Quedas

Inês Teotónio Pereira , ionline  29 Set 2012
A idade, a experiência e o saber contam tanto na educação como um zero à esquerda


Uma das coisas mais importantes que aprendi nesta estonteante aventura maternal é que não se aprende a educar. Educar é uma daquelas coisas que se sabe fazer ou não se sabe. Por mais filhos que se tenha e por mais anos que passem, os erros repetem-se, aprofundam-se mesmo, e as asneiras multiplicam-se de forma exponencial. Ao contrário do que acontece com a matemática, na educação não se aprende com os erros. Se erramos uma vez, isso quer dizer que vamos errar muito mais vezes. É só uma questão de tempo e oportunidade.
Isto da educação, ou se tem ou se nasce com jeito, assim como se nasce com jeito para a música ou para o futebol, ou não se nasce com jeito para educar. A experiência ou os livros na educação não servem para nada, da mesma forma que uma pessoa que tenha um ouvido duro para a música não aprende a tocar piano por ter seis pianos em casa ou por ter um piano há vários anos. Ou tem ouvido ou não tem.
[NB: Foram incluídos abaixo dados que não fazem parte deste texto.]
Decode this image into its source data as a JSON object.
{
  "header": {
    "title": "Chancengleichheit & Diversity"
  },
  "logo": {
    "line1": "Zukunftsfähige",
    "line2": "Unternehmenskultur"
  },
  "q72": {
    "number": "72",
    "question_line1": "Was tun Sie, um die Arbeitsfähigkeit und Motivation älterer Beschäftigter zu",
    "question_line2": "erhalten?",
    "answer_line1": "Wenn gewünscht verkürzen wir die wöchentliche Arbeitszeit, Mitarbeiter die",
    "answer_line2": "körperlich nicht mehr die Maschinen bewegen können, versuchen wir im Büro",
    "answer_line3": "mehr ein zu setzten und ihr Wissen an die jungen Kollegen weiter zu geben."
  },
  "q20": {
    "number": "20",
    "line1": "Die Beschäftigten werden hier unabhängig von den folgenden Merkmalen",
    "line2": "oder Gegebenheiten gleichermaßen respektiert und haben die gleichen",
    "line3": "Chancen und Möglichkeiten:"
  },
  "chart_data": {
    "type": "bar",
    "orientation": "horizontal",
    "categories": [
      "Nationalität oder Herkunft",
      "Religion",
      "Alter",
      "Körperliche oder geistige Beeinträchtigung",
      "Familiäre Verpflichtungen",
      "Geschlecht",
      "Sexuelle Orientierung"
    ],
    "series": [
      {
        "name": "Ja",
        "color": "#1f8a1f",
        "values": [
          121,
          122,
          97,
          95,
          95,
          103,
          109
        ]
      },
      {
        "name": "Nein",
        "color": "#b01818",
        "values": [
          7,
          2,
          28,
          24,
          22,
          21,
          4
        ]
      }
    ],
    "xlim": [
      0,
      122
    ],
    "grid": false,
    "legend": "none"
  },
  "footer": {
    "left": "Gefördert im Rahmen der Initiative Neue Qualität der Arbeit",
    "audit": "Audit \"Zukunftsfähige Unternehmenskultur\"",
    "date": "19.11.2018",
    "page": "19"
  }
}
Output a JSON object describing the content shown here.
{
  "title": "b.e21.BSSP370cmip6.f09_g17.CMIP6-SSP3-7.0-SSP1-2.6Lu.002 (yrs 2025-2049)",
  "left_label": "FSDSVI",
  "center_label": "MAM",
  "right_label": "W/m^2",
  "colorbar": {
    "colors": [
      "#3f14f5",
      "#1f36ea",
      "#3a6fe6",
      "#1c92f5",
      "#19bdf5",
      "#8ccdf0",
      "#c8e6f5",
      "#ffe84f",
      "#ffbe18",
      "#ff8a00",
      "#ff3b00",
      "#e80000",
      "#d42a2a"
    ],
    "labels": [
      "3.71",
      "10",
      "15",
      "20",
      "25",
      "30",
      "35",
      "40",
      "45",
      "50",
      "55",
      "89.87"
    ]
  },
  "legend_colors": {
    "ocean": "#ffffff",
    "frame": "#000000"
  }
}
Por exemplo, eu. Ora, eu, apesar de ter alguns filhos, continuo na mesma. Não melhorei nem um bocadinho (e também não sei tocar piano). Os anos passam e eu continuo a gritar com as crianças, a dizer que sim quando estou bem-disposta e não quando não estou, a dar-lhes palmadas com a intensidade correspondente ao meu estado de espírito e não conforme a gravidade da infracção, a perder a cabeça cada vez que estou perante um qualquer trabalho de casa, etc., etc., etc. Não tenho remédio. Podia ter 20 filhos que o desgraçado do vigésimo iria sofrer tanto quanto o primeiro. A idade, a experiência e o saber contam tanto na educação como um zero à esquerda. O que conta, meus senhores, é a chamada queda para educar: há quem tenha queda e há quem não saiba cair.
E o pior, o que torna a coisa ainda mais deprimente, é que quando percebemos que pertencemos ao grupo dos educadores indigentes, desistimos e deixamos de nos esforçar. Tomamos consciência da nossa enorme incompetência e assumimo-la com a displicência do tipo juvenil: “Olha, eu sou assim, quem gosta, gosta, e quem não gosta, azar.” E voltamos, alegre e despreocupadamente, à gritaria matinal.
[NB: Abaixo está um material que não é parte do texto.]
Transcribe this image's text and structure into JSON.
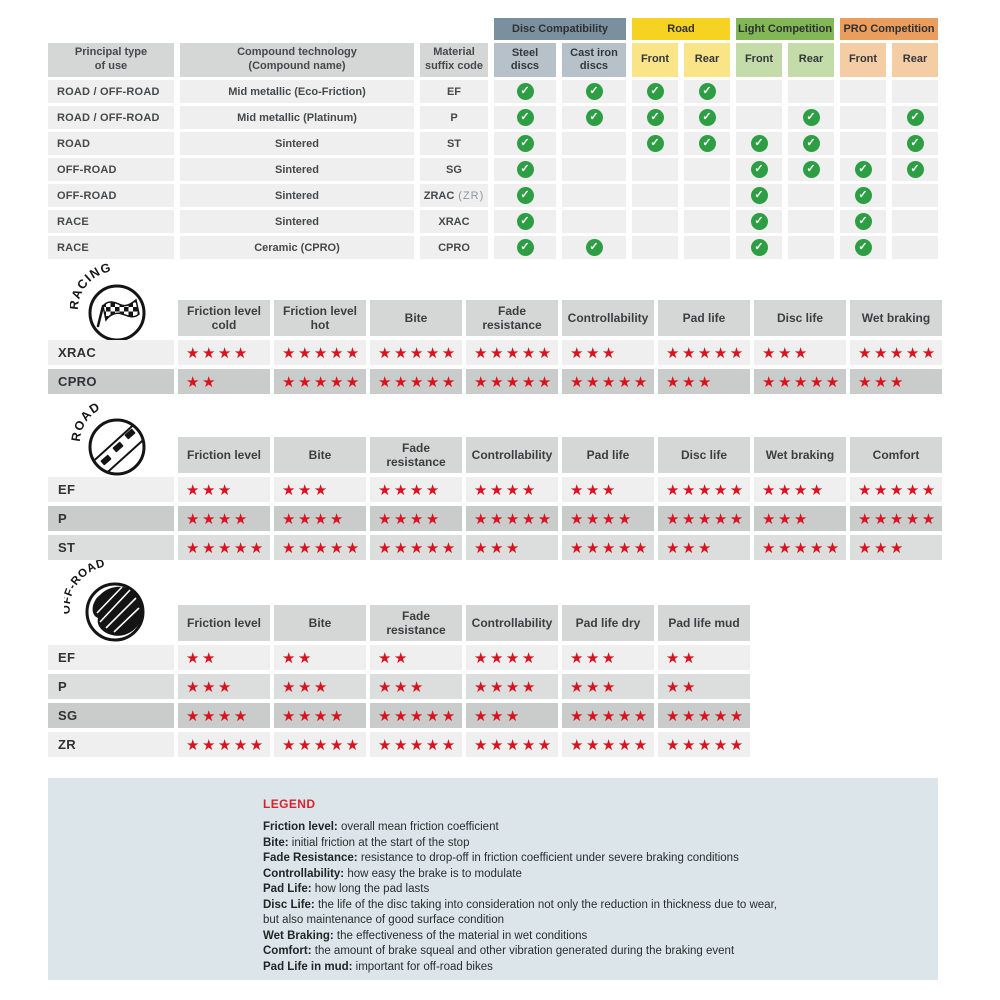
{
  "icons": {
    "check_glyph": "✓",
    "star_glyph": "★"
  },
  "colors": {
    "check_green": "#2e9e45",
    "star_red": "#d8141f",
    "header_gray": "#d4d7d6",
    "row_light": "#efefef",
    "row_medium": "#dcdddd",
    "row_dark": "#c9cccb",
    "legend_bg": "#dce5ea",
    "legend_title_red": "#d8232a"
  },
  "compat_table": {
    "headers": {
      "principal": "Principal type\nof use",
      "compound": "Compound technology\n(Compound name)",
      "material": "Material\nsuffix code"
    },
    "groups": [
      {
        "label": "Disc Compatibility",
        "color": "#7b909f",
        "subcolor": "#b7c1c9",
        "cols": [
          "Steel\ndiscs",
          "Cast iron\ndiscs"
        ]
      },
      {
        "label": "Road",
        "color": "#f6d323",
        "subcolor": "#f9e588",
        "cols": [
          "Front",
          "Rear"
        ]
      },
      {
        "label": "Light Competition",
        "color": "#82b755",
        "subcolor": "#c3dcaa",
        "cols": [
          "Front",
          "Rear"
        ]
      },
      {
        "label": "PRO Competition",
        "color": "#eb9d5e",
        "subcolor": "#f5cda4",
        "cols": [
          "Front",
          "Rear"
        ]
      }
    ],
    "rows": [
      {
        "use": "ROAD / OFF-ROAD",
        "compound": "Mid metallic (Eco-Friction)",
        "code": "EF",
        "code_note": "",
        "checks": [
          1,
          1,
          1,
          1,
          0,
          0,
          0,
          0
        ]
      },
      {
        "use": "ROAD / OFF-ROAD",
        "compound": "Mid metallic (Platinum)",
        "code": "P",
        "code_note": "",
        "checks": [
          1,
          1,
          1,
          1,
          0,
          1,
          0,
          1
        ]
      },
      {
        "use": "ROAD",
        "compound": "Sintered",
        "code": "ST",
        "code_note": "",
        "checks": [
          1,
          0,
          1,
          1,
          1,
          1,
          0,
          1
        ]
      },
      {
        "use": "OFF-ROAD",
        "compound": "Sintered",
        "code": "SG",
        "code_note": "",
        "checks": [
          1,
          0,
          0,
          0,
          1,
          1,
          1,
          1
        ]
      },
      {
        "use": "OFF-ROAD",
        "compound": "Sintered",
        "code": "ZRAC",
        "code_note": "(ZR)",
        "checks": [
          1,
          0,
          0,
          0,
          1,
          0,
          1,
          0
        ]
      },
      {
        "use": "RACE",
        "compound": "Sintered",
        "code": "XRAC",
        "code_note": "",
        "checks": [
          1,
          0,
          0,
          0,
          1,
          0,
          1,
          0
        ]
      },
      {
        "use": "RACE",
        "compound": "Ceramic (CPRO)",
        "code": "CPRO",
        "code_note": "",
        "checks": [
          1,
          1,
          0,
          0,
          1,
          0,
          1,
          0
        ]
      }
    ]
  },
  "sections": [
    {
      "id": "racing",
      "badge": "RACING",
      "columns": [
        "Friction level cold",
        "Friction level hot",
        "Bite",
        "Fade resistance",
        "Controllability",
        "Pad life",
        "Disc life",
        "Wet braking"
      ],
      "rows": [
        {
          "code": "XRAC",
          "tone": "light",
          "stars": [
            4,
            5,
            5,
            5,
            3,
            5,
            3,
            5
          ]
        },
        {
          "code": "CPRO",
          "tone": "dark",
          "stars": [
            2,
            5,
            5,
            5,
            5,
            3,
            5,
            3
          ]
        }
      ]
    },
    {
      "id": "road",
      "badge": "ROAD",
      "columns": [
        "Friction level",
        "Bite",
        "Fade resistance",
        "Controllability",
        "Pad life",
        "Disc life",
        "Wet braking",
        "Comfort"
      ],
      "rows": [
        {
          "code": "EF",
          "tone": "light",
          "stars": [
            3,
            3,
            4,
            4,
            3,
            5,
            4,
            5
          ]
        },
        {
          "code": "P",
          "tone": "dark",
          "stars": [
            4,
            4,
            4,
            5,
            4,
            5,
            3,
            5
          ]
        },
        {
          "code": "ST",
          "tone": "medium",
          "stars": [
            5,
            5,
            5,
            3,
            5,
            3,
            5,
            3
          ]
        }
      ]
    },
    {
      "id": "offroad",
      "badge": "OFF-ROAD",
      "columns": [
        "Friction level",
        "Bite",
        "Fade resistance",
        "Controllability",
        "Pad life dry",
        "Pad life mud"
      ],
      "rows": [
        {
          "code": "EF",
          "tone": "light",
          "stars": [
            2,
            2,
            2,
            4,
            3,
            2
          ]
        },
        {
          "code": "P",
          "tone": "medium",
          "stars": [
            3,
            3,
            3,
            4,
            3,
            2
          ]
        },
        {
          "code": "SG",
          "tone": "dark",
          "stars": [
            4,
            4,
            5,
            3,
            5,
            5
          ]
        },
        {
          "code": "ZR",
          "tone": "light",
          "stars": [
            5,
            5,
            5,
            5,
            5,
            5
          ]
        }
      ]
    }
  ],
  "legend": {
    "title": "LEGEND",
    "items": [
      {
        "term": "Friction level:",
        "desc": "overall mean friction coefficient"
      },
      {
        "term": "Bite:",
        "desc": "initial friction at the start of the stop"
      },
      {
        "term": "Fade Resistance:",
        "desc": "resistance to drop-off in friction coefficient under severe braking conditions"
      },
      {
        "term": "Controllability:",
        "desc": "how easy the brake is to modulate"
      },
      {
        "term": "Pad Life:",
        "desc": "how long the pad lasts"
      },
      {
        "term": "Disc Life:",
        "desc": "the life of the disc taking into consideration not only the reduction in thickness due to wear,"
      },
      {
        "term": "",
        "desc": "but also maintenance of good surface condition"
      },
      {
        "term": "Wet Braking:",
        "desc": "the effectiveness of the material in wet conditions"
      },
      {
        "term": "Comfort:",
        "desc": "the amount of brake squeal and other vibration generated during the braking event"
      },
      {
        "term": "Pad Life in mud:",
        "desc": "important for off-road bikes"
      }
    ]
  }
}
Por exemplo, eu. Eu agora já não perco muito tempo antes de começar a gritar, já não faço cerimónia. À mínima contrariedade, grito e acabo logo com o suspense. Meias sujas no chão: já não peço para as arrumarem, grito logo. Já desisti de, vá, contrariar a minha natureza. Rendi-me à minha incompetência.
Dantes, ainda me esforçava para seguir o exemplo daquelas mães calmas e serenas, compreensivas e silenciosas, delicadas e bondosas que nunca se alteram, que têm sempre um sorriso maternal e um tom de voz civilizado. Mães a sério (tipo a minha).
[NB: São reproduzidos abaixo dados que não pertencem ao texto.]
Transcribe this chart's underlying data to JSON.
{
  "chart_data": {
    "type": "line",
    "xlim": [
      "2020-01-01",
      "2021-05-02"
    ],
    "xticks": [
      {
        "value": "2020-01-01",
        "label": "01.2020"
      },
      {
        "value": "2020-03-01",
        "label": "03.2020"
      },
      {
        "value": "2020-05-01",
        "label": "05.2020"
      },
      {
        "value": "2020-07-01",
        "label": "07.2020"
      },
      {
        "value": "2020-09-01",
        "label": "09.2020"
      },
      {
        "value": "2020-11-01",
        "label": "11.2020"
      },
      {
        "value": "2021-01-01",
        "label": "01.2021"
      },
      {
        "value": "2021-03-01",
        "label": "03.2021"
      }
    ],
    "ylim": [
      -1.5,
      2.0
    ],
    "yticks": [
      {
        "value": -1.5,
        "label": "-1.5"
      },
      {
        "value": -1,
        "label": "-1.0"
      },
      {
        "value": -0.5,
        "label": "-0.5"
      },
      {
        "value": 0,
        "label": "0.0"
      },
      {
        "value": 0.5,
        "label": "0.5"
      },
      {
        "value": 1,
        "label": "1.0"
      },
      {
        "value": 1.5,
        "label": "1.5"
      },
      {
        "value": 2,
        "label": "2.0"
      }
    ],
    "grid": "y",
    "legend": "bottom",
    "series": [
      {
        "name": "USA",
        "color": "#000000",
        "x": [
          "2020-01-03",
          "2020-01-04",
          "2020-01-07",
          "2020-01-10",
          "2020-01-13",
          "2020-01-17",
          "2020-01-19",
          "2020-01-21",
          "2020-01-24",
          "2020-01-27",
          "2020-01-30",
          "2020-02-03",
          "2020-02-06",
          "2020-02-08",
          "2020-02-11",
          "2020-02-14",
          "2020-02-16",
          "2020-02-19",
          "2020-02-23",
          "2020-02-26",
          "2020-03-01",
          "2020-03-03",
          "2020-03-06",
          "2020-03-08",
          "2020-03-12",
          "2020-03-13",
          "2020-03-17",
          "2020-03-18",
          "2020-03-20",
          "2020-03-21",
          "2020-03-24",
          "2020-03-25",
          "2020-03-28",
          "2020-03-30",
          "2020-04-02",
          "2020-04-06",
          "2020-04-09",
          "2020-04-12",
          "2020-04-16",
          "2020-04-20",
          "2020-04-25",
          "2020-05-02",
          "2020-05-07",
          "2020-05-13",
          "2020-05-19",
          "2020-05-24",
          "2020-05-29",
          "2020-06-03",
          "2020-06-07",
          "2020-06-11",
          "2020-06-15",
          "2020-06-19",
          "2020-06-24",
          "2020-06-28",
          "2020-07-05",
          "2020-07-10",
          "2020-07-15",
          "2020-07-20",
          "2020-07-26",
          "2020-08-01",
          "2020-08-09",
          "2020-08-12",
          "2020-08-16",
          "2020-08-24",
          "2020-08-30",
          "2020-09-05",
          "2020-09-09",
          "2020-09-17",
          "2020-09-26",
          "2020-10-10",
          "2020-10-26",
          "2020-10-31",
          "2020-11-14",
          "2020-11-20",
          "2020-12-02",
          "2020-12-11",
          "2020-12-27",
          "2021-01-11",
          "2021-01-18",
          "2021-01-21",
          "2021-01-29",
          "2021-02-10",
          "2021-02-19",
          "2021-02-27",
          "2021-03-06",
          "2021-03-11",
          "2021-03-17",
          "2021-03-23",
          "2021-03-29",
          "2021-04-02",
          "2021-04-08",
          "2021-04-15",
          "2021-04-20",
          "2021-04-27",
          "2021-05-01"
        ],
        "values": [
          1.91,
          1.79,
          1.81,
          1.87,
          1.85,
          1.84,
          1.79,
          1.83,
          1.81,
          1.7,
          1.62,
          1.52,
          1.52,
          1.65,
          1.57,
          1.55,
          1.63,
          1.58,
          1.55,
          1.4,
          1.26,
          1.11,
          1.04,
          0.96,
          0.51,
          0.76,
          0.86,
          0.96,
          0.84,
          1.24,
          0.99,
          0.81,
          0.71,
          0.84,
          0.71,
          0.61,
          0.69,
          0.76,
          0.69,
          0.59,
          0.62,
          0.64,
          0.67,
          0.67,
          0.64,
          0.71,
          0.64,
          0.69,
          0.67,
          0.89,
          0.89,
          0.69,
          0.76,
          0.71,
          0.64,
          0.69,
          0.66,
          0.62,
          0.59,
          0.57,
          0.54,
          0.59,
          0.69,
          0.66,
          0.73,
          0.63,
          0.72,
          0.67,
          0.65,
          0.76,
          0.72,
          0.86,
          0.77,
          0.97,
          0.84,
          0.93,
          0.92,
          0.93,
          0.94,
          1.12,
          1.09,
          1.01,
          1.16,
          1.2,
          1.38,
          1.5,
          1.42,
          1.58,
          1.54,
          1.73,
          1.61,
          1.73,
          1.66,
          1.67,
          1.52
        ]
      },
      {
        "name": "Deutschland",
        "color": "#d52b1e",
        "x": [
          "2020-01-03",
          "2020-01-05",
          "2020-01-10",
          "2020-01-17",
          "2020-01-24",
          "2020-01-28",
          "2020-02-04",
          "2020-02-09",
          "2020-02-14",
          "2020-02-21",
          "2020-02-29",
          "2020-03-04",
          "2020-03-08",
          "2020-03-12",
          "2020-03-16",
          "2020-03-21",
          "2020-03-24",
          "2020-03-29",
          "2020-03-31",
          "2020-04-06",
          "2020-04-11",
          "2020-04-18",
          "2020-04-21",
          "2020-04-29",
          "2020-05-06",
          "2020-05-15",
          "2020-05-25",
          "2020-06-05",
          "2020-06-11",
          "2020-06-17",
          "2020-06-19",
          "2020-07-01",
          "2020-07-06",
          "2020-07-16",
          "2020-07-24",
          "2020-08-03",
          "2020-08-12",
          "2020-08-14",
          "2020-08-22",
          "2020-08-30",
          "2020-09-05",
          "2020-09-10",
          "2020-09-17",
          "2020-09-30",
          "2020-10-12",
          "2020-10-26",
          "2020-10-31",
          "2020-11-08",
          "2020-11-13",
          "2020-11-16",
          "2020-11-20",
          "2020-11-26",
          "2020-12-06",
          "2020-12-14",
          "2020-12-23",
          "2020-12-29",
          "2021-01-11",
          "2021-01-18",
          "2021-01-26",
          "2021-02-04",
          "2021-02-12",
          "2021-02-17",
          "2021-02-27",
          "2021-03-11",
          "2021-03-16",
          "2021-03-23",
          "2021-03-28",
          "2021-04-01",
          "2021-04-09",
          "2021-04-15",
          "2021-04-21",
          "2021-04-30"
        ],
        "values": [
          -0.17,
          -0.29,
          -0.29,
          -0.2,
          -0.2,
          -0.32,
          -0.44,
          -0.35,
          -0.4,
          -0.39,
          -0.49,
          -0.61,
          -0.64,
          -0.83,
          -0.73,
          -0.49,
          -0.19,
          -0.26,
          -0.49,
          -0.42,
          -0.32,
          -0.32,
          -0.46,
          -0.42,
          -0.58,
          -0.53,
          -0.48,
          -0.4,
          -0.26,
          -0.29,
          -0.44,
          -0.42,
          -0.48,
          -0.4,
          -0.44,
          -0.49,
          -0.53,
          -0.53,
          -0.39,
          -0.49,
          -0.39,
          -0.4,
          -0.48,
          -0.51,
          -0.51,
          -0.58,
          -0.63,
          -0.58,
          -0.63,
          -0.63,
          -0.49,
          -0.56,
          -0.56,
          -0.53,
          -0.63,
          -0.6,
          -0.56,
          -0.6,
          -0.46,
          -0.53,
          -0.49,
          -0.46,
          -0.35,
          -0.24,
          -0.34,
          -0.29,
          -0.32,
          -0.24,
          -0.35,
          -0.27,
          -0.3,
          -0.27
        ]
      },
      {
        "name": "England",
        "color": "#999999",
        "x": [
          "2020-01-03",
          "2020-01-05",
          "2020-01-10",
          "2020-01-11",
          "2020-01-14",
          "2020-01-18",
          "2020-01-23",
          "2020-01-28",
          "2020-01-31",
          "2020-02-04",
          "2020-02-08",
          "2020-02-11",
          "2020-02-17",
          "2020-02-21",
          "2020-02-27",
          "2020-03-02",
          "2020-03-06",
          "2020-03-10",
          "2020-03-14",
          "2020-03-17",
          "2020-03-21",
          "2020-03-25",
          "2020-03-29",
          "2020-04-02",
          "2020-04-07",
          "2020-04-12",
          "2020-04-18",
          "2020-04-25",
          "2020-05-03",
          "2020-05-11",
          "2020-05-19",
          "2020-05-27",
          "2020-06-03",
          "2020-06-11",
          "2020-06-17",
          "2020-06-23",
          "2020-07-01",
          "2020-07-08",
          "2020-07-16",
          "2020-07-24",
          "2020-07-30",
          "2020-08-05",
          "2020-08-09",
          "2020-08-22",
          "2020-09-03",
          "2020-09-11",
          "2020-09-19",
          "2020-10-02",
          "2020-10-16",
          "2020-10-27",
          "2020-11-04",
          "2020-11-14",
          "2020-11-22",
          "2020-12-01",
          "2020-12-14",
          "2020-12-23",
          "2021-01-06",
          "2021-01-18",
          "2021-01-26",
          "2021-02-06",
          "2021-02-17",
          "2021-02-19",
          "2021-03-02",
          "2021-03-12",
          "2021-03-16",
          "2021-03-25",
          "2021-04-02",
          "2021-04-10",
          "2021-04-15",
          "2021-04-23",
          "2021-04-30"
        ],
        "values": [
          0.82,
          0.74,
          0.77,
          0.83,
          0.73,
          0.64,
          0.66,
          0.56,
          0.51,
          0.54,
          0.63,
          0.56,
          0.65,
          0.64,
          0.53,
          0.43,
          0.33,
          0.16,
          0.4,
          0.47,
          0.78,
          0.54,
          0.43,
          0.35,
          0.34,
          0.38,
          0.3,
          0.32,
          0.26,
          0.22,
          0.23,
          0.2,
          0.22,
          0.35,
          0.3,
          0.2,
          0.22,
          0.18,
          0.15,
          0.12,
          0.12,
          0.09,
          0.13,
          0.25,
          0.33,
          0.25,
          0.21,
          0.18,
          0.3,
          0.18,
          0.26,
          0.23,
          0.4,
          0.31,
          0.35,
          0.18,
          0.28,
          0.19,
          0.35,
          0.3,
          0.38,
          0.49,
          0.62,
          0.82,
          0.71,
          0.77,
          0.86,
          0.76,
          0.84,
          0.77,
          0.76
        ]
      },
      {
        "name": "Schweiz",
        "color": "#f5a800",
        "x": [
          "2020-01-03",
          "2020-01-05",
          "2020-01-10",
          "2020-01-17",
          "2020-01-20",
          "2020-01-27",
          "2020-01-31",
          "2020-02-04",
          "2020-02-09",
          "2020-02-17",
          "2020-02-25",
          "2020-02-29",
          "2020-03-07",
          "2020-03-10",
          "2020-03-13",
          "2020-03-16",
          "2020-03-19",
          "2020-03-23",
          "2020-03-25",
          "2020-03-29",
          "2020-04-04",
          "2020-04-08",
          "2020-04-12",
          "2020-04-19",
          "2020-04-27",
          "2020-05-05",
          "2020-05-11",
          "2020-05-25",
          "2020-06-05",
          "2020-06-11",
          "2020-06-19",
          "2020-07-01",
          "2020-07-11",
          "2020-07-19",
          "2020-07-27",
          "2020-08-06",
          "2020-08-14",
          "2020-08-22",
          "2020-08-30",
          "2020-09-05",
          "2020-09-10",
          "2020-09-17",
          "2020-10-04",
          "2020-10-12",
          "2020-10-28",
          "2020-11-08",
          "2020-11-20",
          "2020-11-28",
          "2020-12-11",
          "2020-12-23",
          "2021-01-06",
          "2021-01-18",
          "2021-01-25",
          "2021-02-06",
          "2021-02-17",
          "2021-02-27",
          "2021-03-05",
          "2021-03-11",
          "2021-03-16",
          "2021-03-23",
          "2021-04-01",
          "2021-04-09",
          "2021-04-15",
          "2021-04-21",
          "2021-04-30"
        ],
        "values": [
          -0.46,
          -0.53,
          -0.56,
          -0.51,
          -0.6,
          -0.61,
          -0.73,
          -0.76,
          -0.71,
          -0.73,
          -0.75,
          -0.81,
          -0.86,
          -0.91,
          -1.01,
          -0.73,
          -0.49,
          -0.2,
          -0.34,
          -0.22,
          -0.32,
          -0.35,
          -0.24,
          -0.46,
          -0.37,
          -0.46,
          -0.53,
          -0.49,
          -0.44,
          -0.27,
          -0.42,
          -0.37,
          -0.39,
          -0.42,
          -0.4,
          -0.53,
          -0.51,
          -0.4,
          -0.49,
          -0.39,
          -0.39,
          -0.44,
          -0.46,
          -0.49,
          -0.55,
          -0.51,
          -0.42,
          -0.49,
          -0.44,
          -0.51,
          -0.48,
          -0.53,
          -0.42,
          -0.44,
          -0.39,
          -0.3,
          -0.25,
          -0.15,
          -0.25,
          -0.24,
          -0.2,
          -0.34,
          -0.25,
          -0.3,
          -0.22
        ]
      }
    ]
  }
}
Ora, está visto que ninguém aprende a ser mãe assim. Não há forma natural (os ansiolíticos não valem) de aprender a ser como a mãe dos Cinco, que em 21 livros nunca levantou a voz nem pôs as crianças de castigo, nem mesmo quando elas foram sozinhas para uma ilha atrás de uns contrabandistas sem pedirem autorização. Não se aprende a ser do tipo de mães que não se angustiam e que, nas situações extremas – do tipo lutas entre irmãos em que chovem cadeiras e candeeiros –, se limitam a ficar tristes em vez de correrem a criançada de castigo.
Teoricamente, todos sabemos como se educa; na prática, fazemos tudo ao contrário. Só quem nasceu com a dita queda é que se safa. Os filhos, esses, sobrevivem a tudo: melhor ou pior educados, todos eles irão herdar a dívida nacional.